While it was the ninth largest single-day U.S. soybean sale on record, it amounted to just 3.5 percent of China's U.S. soy purchases last year and 2 percent of U.S. shipments to all foreign buyers.
"If further activity and amounts aren't confirmed, the trade could soon be ready to settle in for a long, cold, fundamentally bearish winter," said Matt Zeller, market intelligence analyst with INTL FCStone.
With exports to China drying up, U.S. soybean prices have traded around their lowest levels in a decade in recent months. The actively traded Chicago Board of Trade March soybean contract (SH9) fell more than 1 percent on Thursday to the lowest in a week, in the steepest drop in 2-1/2 weeks.
TRADE AID DELAYED
The White House this week delayed additional payments from a promised $12 billion aid package for farmers stung by the trade war because it expected Beijing to resume buying U.S. soybeans.

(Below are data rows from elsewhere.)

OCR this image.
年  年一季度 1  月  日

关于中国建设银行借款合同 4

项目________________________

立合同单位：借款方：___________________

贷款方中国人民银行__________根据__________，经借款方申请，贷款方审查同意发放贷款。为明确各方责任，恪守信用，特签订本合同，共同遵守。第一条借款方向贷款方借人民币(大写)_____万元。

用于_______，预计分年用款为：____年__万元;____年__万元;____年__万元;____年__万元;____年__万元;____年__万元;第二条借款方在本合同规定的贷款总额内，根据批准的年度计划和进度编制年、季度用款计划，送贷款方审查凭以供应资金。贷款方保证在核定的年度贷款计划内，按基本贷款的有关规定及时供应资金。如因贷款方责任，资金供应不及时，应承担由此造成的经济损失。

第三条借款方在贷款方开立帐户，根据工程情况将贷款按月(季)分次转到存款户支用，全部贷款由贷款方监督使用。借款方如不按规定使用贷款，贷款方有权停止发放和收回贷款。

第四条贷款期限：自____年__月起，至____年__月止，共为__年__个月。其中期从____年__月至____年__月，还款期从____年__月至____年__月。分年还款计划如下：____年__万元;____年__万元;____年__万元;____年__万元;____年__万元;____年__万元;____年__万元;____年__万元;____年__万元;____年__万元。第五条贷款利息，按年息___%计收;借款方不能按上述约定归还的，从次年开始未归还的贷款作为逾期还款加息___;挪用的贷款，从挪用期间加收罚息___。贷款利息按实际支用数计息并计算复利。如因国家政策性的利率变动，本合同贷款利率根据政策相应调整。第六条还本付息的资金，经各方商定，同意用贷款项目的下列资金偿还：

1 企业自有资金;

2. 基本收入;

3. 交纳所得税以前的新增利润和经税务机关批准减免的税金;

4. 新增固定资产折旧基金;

"We've been arm wrestling with our folks from the OMB," Censky said, in reference to the White House Office of Management and Budget, which must sign off on the payouts.
Perdue said he would be meeting with the White House on the issue on Friday and expected that the second tranche would eventually be paid.
"OMB ... is always looking to hold onto money. I think this is a commitment the president had made. ... We hope to have it resolved very soon," he said.
He said he believed that trade issues remained damaging enough to U.S. agricultural export markets to warrant the second tranche of payments, despite the buying from China.
The 25 percent tariff Beijing imposed on U.S. soy shipments in July in retaliation for American duties on Chinese goods remains in place.
China last year bought about 60 percent of U.S. soybean exports in deals valued at more than $12 billion. The purchases confirmed on Thursday were less than $500 million.
U.S. exports to China dropped to 8.2 million tonnes in the first 10 months of the year, with the vast majority of that shipped before the tariffs took effect in July.